The U.S. Department of Agriculture announced the granting of inspections to Upside Foods, Good Meat and Joinn Biologics as the first companies to introduce in the U.S. market this innovative system to explore the future of livestock farming, and reduce the great environmental impact generated by their industry in the midst of a reality plunged into a climate emergency.

CELLULAR AGRICULTURE

Lab-grown meat is obtained by feeding animal cells with a mixture of nutrients in stainless steel tanks, making it a practical and/or environmental and political action to save huge amounts of water used to feed all those animals that end up being slaughtered.

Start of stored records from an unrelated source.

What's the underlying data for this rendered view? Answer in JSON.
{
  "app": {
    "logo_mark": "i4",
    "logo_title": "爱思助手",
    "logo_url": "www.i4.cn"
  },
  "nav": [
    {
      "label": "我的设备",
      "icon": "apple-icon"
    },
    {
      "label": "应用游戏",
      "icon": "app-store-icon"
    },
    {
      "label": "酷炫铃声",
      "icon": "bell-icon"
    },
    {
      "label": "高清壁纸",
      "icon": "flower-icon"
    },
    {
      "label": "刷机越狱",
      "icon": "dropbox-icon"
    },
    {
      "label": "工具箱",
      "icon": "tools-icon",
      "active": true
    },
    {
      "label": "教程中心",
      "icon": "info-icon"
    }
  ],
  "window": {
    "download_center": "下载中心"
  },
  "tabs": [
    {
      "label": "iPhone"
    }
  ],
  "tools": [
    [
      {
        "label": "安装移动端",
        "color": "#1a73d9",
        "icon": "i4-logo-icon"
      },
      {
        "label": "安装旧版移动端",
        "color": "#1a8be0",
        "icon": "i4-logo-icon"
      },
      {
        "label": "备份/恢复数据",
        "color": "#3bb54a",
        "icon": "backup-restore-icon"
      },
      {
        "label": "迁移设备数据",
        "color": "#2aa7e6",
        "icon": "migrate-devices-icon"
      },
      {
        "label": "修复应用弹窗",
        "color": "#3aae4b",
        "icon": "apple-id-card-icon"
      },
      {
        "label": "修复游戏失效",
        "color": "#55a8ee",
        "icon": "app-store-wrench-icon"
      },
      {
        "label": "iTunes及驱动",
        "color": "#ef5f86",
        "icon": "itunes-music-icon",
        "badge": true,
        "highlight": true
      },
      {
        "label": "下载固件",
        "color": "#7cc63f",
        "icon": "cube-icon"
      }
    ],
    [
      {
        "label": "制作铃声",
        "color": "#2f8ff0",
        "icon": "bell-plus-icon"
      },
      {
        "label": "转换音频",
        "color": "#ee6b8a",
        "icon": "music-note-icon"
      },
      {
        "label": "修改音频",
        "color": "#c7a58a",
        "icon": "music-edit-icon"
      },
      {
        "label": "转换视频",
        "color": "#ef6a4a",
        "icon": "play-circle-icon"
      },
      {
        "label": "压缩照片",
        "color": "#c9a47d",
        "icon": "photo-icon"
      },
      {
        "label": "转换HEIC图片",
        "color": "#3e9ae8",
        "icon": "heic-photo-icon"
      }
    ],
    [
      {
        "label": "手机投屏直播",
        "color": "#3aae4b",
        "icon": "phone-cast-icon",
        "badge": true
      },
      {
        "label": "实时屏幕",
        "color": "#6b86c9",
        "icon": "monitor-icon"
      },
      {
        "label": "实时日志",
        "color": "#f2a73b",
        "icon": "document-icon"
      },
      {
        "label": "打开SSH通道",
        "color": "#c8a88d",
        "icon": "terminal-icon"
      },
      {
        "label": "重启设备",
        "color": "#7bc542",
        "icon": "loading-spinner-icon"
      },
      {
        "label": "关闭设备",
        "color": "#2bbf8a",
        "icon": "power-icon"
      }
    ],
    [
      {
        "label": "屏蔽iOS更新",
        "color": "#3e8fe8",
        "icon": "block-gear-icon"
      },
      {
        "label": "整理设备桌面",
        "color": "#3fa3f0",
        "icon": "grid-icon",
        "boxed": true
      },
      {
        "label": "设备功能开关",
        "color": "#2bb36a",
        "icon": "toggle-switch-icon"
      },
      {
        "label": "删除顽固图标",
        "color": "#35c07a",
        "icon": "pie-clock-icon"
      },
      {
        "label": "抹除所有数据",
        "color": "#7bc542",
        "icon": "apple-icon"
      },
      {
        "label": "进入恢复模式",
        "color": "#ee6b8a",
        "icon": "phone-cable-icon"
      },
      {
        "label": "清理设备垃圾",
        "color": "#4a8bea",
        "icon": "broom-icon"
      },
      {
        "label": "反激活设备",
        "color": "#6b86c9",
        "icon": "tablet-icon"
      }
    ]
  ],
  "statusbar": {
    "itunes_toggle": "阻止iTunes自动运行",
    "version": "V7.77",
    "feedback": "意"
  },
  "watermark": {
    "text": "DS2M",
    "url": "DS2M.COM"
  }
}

“The news coming out of the U.S. is an exciting development for the entire cellular agriculture ecosystem,” Maarten Bosch, CEO of Mosa Meats, a Dutch cultured meat company, tells Time’s Aryn Baker. “With regulators in Asia and North America signaling that growing meat is a safe alternative to slaughtering animals, policymakers around the world will be jumping into action so as not to miss out on the huge economic and environmental opportunity that cellular agriculture presents.”

In addition to the benefits of technological innovation and cellular experimentation, according to Time, vegetable and cultured meats emit 80% less greenhouse gases than conventional meat production. A whole series of advances that lead us to rethink whether the gastronomy of the future will end up being cultivated in the laboratory.